Ahora bien, a pesar de estas similitudes, entre Mimesis y Aisthesis hay sobre todo diferencias. Mimesis es un ensayo sobre el régimen representativo del arte. En este régimen, inaugurado por Aristóteles y consolidado con las poéticas del periodo clásico, el arte se pone al servicio, según Rancière, de la inteligibilidad de las acciones humanas, y el embellecimiento sirve para expresar de un modo más persuasivo las emociones y los pensamientos de los hombres. Bajo este régimen, puede hablarse de la clásica distinción entre las bellas artes y las artes decorativas, de la distinción de los géneros en función de lo representado, de la adopción de estilos según los temas, y de tantas otras normativas acerca de las jerarquías en el mundo de las artes. Rancière, por el contrario, se ocupa del régimen estético, que es precisamente el que se encarga de poner en cuestión estas mismas jerarquías de los temas, los géneros y de las distintas artes. La aparición del régimen estético a finales del siglo XVIII implica que ya no existe ninguna prescripción que exija una secuencia narrativa o un contenido alegórico, y por lo tanto puede elegirse libremente cualquier estilo para representar de forma igualitaria a cualquier sujeto sin excepción: ya no solo se ven héroes y santos.

Este es el motivo por el que según Rancière el régimen estético posee un especial potencial político. Y esta es la diferencia fundamental entre Mimesis de Auerbach y Aisthesis de Rancière: las convicciones de sus autores y las condiciones en que escribieron sus libros. Auerbach escribe su libro más conocido durante su exilio en Estambul, y sin apenas fuentes documentales a su disposición recupera los que, según él, serían los fragmentos más destacados del legado occidental. Es evidente que se trata de un gesto de preservación por el que un liberal querría conservar lo mejor de una cultura humanística y burguesa, ahora amenazada por la deriva política europea. Tal y como dejaría entrever en Filología de la Weltliteratur (1952) –un texto fundamental escrito cuando ya se había establecido en Estados Unidos–, este gesto conservador con respecto al legado humanístico de la tradición occidental requería del método filológico, que procuraba todavía la posibilidad de conservar un dominio general de los saberes por parte del individuo y disfrutar de una visión de conjunto.

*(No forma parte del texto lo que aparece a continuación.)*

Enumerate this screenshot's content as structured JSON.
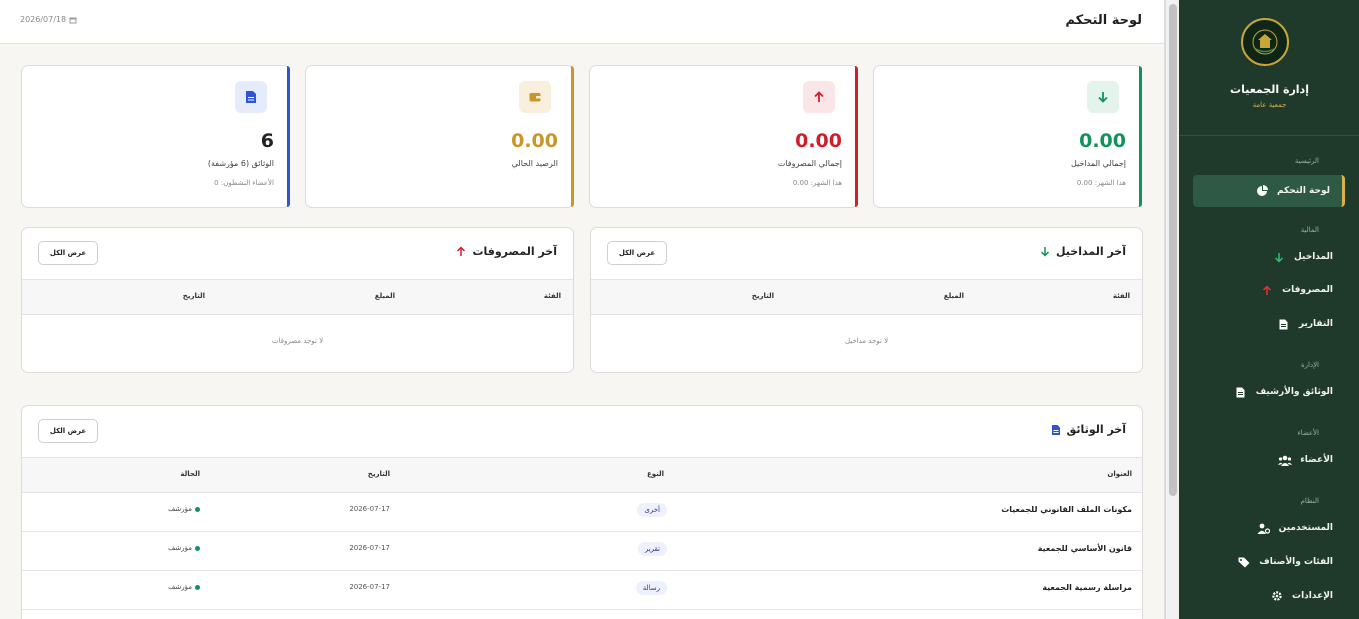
{
  "header": {
    "title": "لوحة التحكم",
    "date": "2026/07/18"
  },
  "stats": [
    {
      "value": "0.00",
      "label": "إجمالي المداخيل",
      "sub": "هذا الشهر: 0.00",
      "color": "#12925a",
      "icon": "arrow-down-icon"
    },
    {
      "value": "0.00",
      "label": "إجمالي المصروفات",
      "sub": "هذا الشهر: 0.00",
      "color": "#d11f2a",
      "icon": "arrow-up-icon"
    },
    {
      "value": "0.00",
      "label": "الرصيد الحالي",
      "sub": "",
      "color": "#c9962a",
      "icon": "wallet-icon"
    },
    {
      "value": "6",
      "label": "الوثائق (6 مؤرشفة)",
      "sub": "الأعضاء النشطون: 0",
      "color": "#2f55d4",
      "icon": "document-icon"
    }
  ],
  "income_panel": {
    "title": "آخر المداخيل",
    "button": "عرض الكل",
    "columns": [
      "الفئة",
      "المبلغ",
      "التاريخ"
    ],
    "empty": "لا توجد مداخيل"
  },
  "expense_panel": {
    "title": "آخر المصروفات",
    "button": "عرض الكل",
    "columns": [
      "الفئة",
      "المبلغ",
      "التاريخ"
    ],
    "empty": "لا توجد مصروفات"
  },
  "docs_panel": {
    "title": "آخر الوثائق",
    "button": "عرض الكل",
    "columns": [
      "العنوان",
      "النوع",
      "التاريخ",
      "الحالة"
    ],
    "rows": [
      {
        "title": "مكونات الملف القانوني للجمعيات",
        "type": "أخرى",
        "date": "2026-07-17",
        "status": "مؤرشف"
      },
      {
        "title": "قانون الأساسي للجمعية",
        "type": "تقرير",
        "date": "2026-07-17",
        "status": "مؤرشف"
      },
      {
        "title": "مراسلة رسمية الجمعية",
        "type": "رسالة",
        "date": "2026-07-17",
        "status": "مؤرشف"
      }
    ]
  },
  "sidebar": {
    "brand": "إدارة الجمعيات",
    "brand_sub": "جمعية عامة",
    "sections": [
      "الرئيسية",
      "المالية",
      "الإدارة",
      "الأعضاء",
      "النظام"
    ],
    "items": [
      {
        "label": "لوحة التحكم",
        "icon": "pie-chart-icon"
      },
      {
        "label": "المداخيل",
        "icon": "arrow-down-icon"
      },
      {
        "label": "المصروفات",
        "icon": "arrow-up-icon"
      },
      {
        "label": "التقارير",
        "icon": "report-icon"
      },
      {
        "label": "الوثائق والأرشيف",
        "icon": "document-icon"
      },
      {
        "label": "الأعضاء",
        "icon": "users-icon"
      },
      {
        "label": "المستخدمين",
        "icon": "user-gear-icon"
      },
      {
        "label": "الفئات والأصناف",
        "icon": "tag-icon"
      },
      {
        "label": "الإعدادات",
        "icon": "gear-icon"
      }
    ]
  }
}
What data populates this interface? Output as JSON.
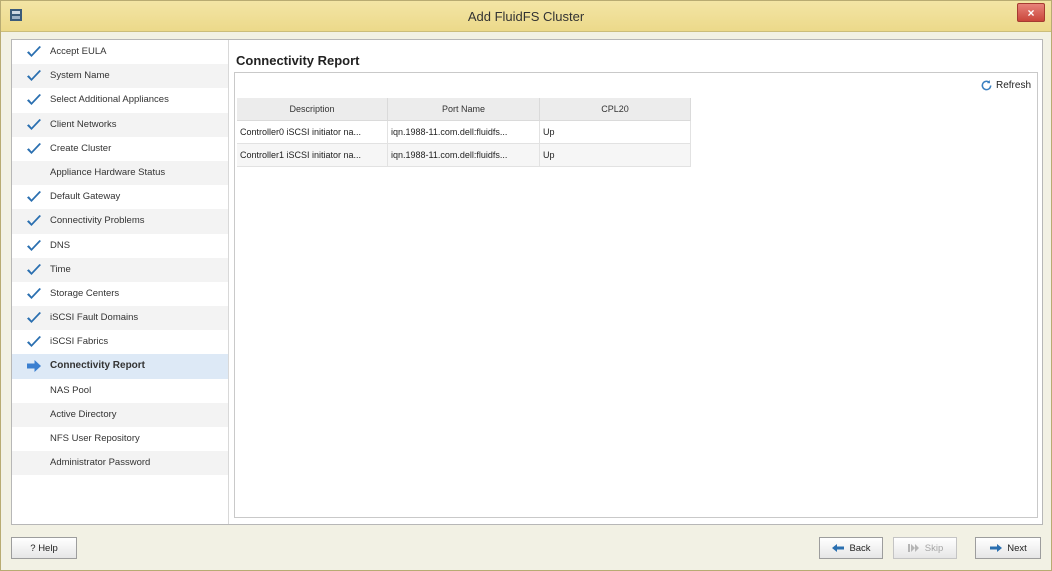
{
  "window": {
    "title": "Add FluidFS Cluster",
    "close_label": "×"
  },
  "sidebar": {
    "steps": [
      {
        "label": "Accept EULA",
        "state": "done"
      },
      {
        "label": "System Name",
        "state": "done"
      },
      {
        "label": "Select Additional Appliances",
        "state": "done"
      },
      {
        "label": "Client Networks",
        "state": "done"
      },
      {
        "label": "Create Cluster",
        "state": "done"
      },
      {
        "label": "Appliance Hardware Status",
        "state": "pending"
      },
      {
        "label": "Default Gateway",
        "state": "done"
      },
      {
        "label": "Connectivity Problems",
        "state": "done"
      },
      {
        "label": "DNS",
        "state": "done"
      },
      {
        "label": "Time",
        "state": "done"
      },
      {
        "label": "Storage Centers",
        "state": "done"
      },
      {
        "label": "iSCSI Fault Domains",
        "state": "done"
      },
      {
        "label": "iSCSI Fabrics",
        "state": "done"
      },
      {
        "label": "Connectivity Report",
        "state": "current"
      },
      {
        "label": "NAS Pool",
        "state": "pending"
      },
      {
        "label": "Active Directory",
        "state": "pending"
      },
      {
        "label": "NFS User Repository",
        "state": "pending"
      },
      {
        "label": "Administrator Password",
        "state": "pending"
      }
    ]
  },
  "main": {
    "title": "Connectivity Report",
    "refresh_label": "Refresh",
    "table": {
      "columns": [
        "Description",
        "Port Name",
        "CPL20"
      ],
      "rows": [
        [
          "Controller0 iSCSI initiator na...",
          "iqn.1988-11.com.dell:fluidfs...",
          "Up"
        ],
        [
          "Controller1 iSCSI initiator na...",
          "iqn.1988-11.com.dell:fluidfs...",
          "Up"
        ]
      ]
    }
  },
  "footer": {
    "help_label": "? Help",
    "back_label": "Back",
    "skip_label": "Skip",
    "next_label": "Next"
  },
  "colors": {
    "titlebar": "#ecd98a",
    "check": "#2a6fb0",
    "current_row": "#dde9f6"
  },
  "icons": {
    "done": "checkmark-icon",
    "current": "arrow-right-icon",
    "refresh": "refresh-icon",
    "back": "arrow-left-icon",
    "skip": "skip-icon",
    "next": "arrow-right-icon"
  }
}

Aisthesis, en cambio, carece de cualquier pretensión conservadora y no aspira a preservar ningún legado humanístico. Por supuesto, tampoco es un ensayo fiel a un método ni está guiado por ningún horizonte de síntesis. Posee una voluntad política revolucionaria, heredada de las vanguardias históricas. Se ve en la obsesiva insistencia con la que vuelve a la paradoja que estructura el ensayo: la utopía política se desmarcó de la utopía estética, aunque nunca podría haberse pensado la emancipación social si no hubiera existido un régimen autónomo para las artes. De hecho, Rancière trata de revertir una tendencia por la que la utopía estética se interpreta como un episodio decadente de la historia burguesa en lugar de verse como un movimiento real de liberación política. En una de las escenas, por ejemplo, leemos que el estreno en 1928 de El cantante de jazz supuso un contratiempo para el éxito de El hombre de la cámara de Dziga Vertov, estrenada un año después. La primera gran producción sonora de Hollywood habría impedido que “el lenguaje universal de las imágenes” ideado por el cineasta soviético “constituyera el tejido sensible de un mundo nuevo”. Rancière se lamenta ante el hecho de que la lógica de la representación o mimética impidiera que este “mundo nuevo” se consolidara y que secuestrara la virtud política contenida en los ejercicios formalistas de constructivistas y surrealistas. De idéntica manera, lamenta que el libro de James Agee y Walter Evans, Elogiemos ahora a los hombres famosos, tuviera que competir con You Have Seen Their Faces, de Caldwell y Bourke-White y otros libros de reportajes fotográficos tan impactantes y exitosos como convencionales.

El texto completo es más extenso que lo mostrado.